Masi's World

What’s in a name? – “Tariro”

Tariro – “Hope”

1.

This name belongs to my younger sister, the fifth born. Tariro means “hope” and oh gosh, have I had a tumultuous relationship with this word. Sometimes, I have experienced it as either a conduit or a segway into a constant state of stuck-ness. I have a cultural and a biblical understanding of the word, and I believe it is the bible that said hope deferred makes the heart sick right? This was one of the ways I experienced this word. There were many moments where it felt like I was living in a state of perpetual deferment, needless to say I did feel absolutely sick about it. Time is weird that way, especially where pain is concerned. It either feels like it’s moving too fast, too slow or in stasis.
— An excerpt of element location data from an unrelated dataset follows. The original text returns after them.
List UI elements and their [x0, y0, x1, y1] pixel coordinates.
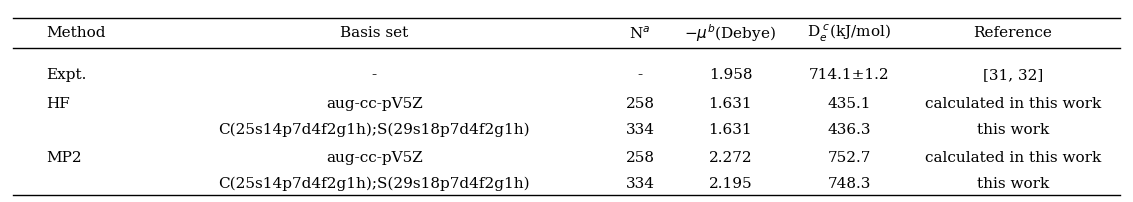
Text: -: -: [638, 68, 642, 82]
Text: 334: 334: [625, 176, 655, 190]
Text: Method: Method: [46, 26, 107, 40]
Text: [31, 32]: [31, 32]: [982, 68, 1043, 82]
Text: 258: 258: [625, 150, 655, 164]
Text: Basis set: Basis set: [340, 26, 409, 40]
Text: 714.1±1.2: 714.1±1.2: [809, 68, 889, 82]
Text: 258: 258: [625, 96, 655, 110]
Text: 2.272: 2.272: [708, 150, 752, 164]
Text: 435.1: 435.1: [827, 96, 871, 110]
Text: -: -: [372, 68, 377, 82]
Text: D$_{e}^{\ c}$(kJ/mol): D$_{e}^{\ c}$(kJ/mol): [807, 23, 891, 44]
Text: C(25s14p7d4f2g1h);S(29s18p7d4f2g1h): C(25s14p7d4f2g1h);S(29s18p7d4f2g1h): [219, 122, 530, 136]
Text: N$^{a}$: N$^{a}$: [629, 25, 650, 42]
Text: 752.7: 752.7: [827, 150, 871, 164]
Text: Reference: Reference: [973, 26, 1053, 40]
Text: 2.195: 2.195: [708, 176, 752, 190]
Text: 1.958: 1.958: [708, 68, 752, 82]
Text: 436.3: 436.3: [827, 122, 871, 136]
Text: 1.631: 1.631: [708, 122, 752, 136]
Text: calculated in this work: calculated in this work: [925, 150, 1101, 164]
Text: this work: this work: [977, 176, 1049, 190]
Text: HF: HF: [46, 96, 70, 110]
Text: Expt.: Expt.: [46, 68, 87, 82]
Text: calculated in this work: calculated in this work: [925, 96, 1101, 110]
Text: C(25s14p7d4f2g1h);S(29s18p7d4f2g1h): C(25s14p7d4f2g1h);S(29s18p7d4f2g1h): [219, 176, 530, 190]
Text: $-\mu^{b}$(Debye): $-\mu^{b}$(Debye): [684, 22, 776, 44]
Text: aug-cc-pV5Z: aug-cc-pV5Z: [326, 96, 423, 110]
Text: this work: this work: [977, 122, 1049, 136]
Text: 1.631: 1.631: [708, 96, 752, 110]
Text: 748.3: 748.3: [827, 176, 871, 190]
Text: MP2: MP2: [46, 150, 83, 164]
Text: 334: 334: [625, 122, 655, 136]
Text: aug-cc-pV5Z: aug-cc-pV5Z: [326, 150, 423, 164]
For me, it was all three depending on the day or moment lol. But radical healing truly does manifest itself that way wouldn’t you agree? I was in a place where I was broken open, broken enough to break some more without breaking completely. That is a delicate line that only God masterfully executes, and I have major respect for the Creator in that regard. I can see why tools such as faith, hope and love are what God directs us to use as we walk our way to our assured.What has ‘Hope’ done for me then? Well, I woke up one day and said to myself, I am exactly who I think I am aren’t I? And I started laughing because it was actually true. Whether I knew it or not, there was always some kind of balance that existed within me especially during challenging times.

2.

A balance that ‘hope’ helped co-create because as much as I didn’t always believe in myself, I hoped that what I knew or thought or felt about myself, was steeped in some kind of truth. I held on to that belief until I could come up for air to breathe. The unbowed spirit in me would whisper this hopeful prayer “you are exactly who you have always thought you were”. You know that feeling when your heart smiles, with gleeful anticipation and a grace that only God can give you.I get that feeling every time I say that prayer to myself now. I am exactly who I have always thought I was. I am talking about what is pure and unfettered, what is not tainted by the opinions of others and marred by how we harm ourselves.

3.

As for that tumultuous experience with hope I mentioned earlier. I remember hearing Jim Carrey say he wasn’t a fan of hope. That he believed hope “was a beggar” and that faith was more crucial. I honor his vantage point, and I even understand it. But hope means something different to me because of how I decide to wear my African history and descendancy.

Hope is a part of the trio I mentioned earlier (faith, hope and love) for a reason because in my perspective and experience, they all work together – on repeat. It is a cyclical process in some ways because as Life ebbs and flows, so do the tools we need depending on the situation. I have faced some things that have made me lose faith and hope helped to remind me why faith matters. I have given up on hope and have felt misguided by it at some point, then love helped restore my hope in humanity and in myself once again.

Love’s pinions have torn me up and dragged me through the mud, but faith and hope would whisk me up and through until I could see things properly again.Perspective changes everything as they say. Hope is an important pillar of living and processing life’s hardships, a pillar of welcoming in life’s invitation to imagine better for ourselves and a pillar to willingly engage in life’s seemingly unpredictable waves. God, my loved ones and the unbowed spirit within cheers me on and hope remains one of the northern stars I choose to follow. May you choose to remain unbowed, that is my hope!